Total Images: 19
Photo Essay by: Mukesh Dubey – Manager Communication and Resource Mobilisation
In the four villages of Churchu Block in Hazaribagh, IGSSS is implementing Securing Household Food Security and Livelihood Programme for 100 vulnerable families who belong mostly to the santhal tribes. The programme aims at creating water resources, strengthening livelihood practices and mobilising community to work together for the development of the villages.
The programme is supported by SCIAF.
The programme aimed at reaching out 100 families belonging to the SC, ST and OBC population. However after six months the number of families increased to 128.
One of the most significant impact of the programme has been about women taking a larger role in addressing the development needs of the villages.
Women Self Help Groups:
There are seven Self Help Groups formed under the project. The women self-help groups diligently follow the processes and systems of managing the group.
They have focused on saving their income and began inter-loaning among the group members. Most of the women are farmers and they use money to provide support to their families.
The money is also utilized by the group members for their social and cultural needs such as marriages, education etc.
They provide loans to the members for various personal requirements. Earlier they used to borrow money from the local money lenders on substantial interest rates. Women are also taking up social issues such as girl education and child marriage/marriage before 18 years of age.
Members of Roshni Self Help Group in the village Purnadih: The women of SHGs have been exposed to better farming practices through exposure visits. They recently visited to Birsa Agricultural University. They are happy and feel that the SHG has helped them become economically independent.
The members of the Roshni Self-Help Group taking stock of the money saved during a meeting. The women shared that they had to face initial resistance from their family members. As the number of women increased and income grew in the group the families realized its importance.
Pumpkins that were grown in the current Zaid season.
Mary shares that her income has grown due to better management of the resources. She is hopeful that there are many families who would be benefited once the water is available. She is motivating other women, asking them to form groups, increase knowledge and save money for better tomorrow.
She also participates in Farmer Training Workshops and share her experiences with other women. She was recently sent to Birsa Agricultural University for learning exposure which has helped her learn many thing about crop production, vermi compost, cattle rearing, kitchen gardens etc.
Mary convenes the meeting of her Self-Help Group. She says “women are not insignificant and direction less, all we need a little encouragement.”

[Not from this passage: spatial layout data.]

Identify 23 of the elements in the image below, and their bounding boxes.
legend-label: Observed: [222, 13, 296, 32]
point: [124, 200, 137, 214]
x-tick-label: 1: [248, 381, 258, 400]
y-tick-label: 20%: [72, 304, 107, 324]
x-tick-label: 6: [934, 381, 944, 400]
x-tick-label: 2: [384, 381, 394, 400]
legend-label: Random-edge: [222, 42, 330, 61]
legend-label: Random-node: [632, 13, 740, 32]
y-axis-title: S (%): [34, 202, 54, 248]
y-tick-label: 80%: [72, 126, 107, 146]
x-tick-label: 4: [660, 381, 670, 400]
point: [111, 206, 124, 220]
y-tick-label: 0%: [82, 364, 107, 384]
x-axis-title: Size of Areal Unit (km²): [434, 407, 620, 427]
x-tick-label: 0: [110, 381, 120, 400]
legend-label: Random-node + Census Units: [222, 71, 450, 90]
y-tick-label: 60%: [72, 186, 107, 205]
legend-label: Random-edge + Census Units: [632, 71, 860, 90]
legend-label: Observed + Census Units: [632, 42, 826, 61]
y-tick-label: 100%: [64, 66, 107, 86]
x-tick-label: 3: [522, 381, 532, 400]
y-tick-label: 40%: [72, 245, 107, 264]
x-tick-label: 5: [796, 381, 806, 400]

Women working at a pond construction site.
The money earned by the villagers is used for purchasing house hold items such as food and clothing. The cash for work has helped the community in the lean agricultural period.
A mother taking a break from work.
The most recent Farmers Training workshop in May 2014, saw a participation of more than 160 community members. The project reaches out to only 100 families in four villages but people from adjoining areas also attended the workshop.
Four Farmer Field schools have been initiated and trainings are provided to the farmers on a regular basis.
The Farmer Trainings are very interactive where people can ask all their doubts and get suggestions for improvement.
Apart from Agriculture these platforms are also used to address issues related to water and sanitation and hygiene, child care, mother care etc…
A woman farmer sharing her experiences at a Farmer Training Workshop.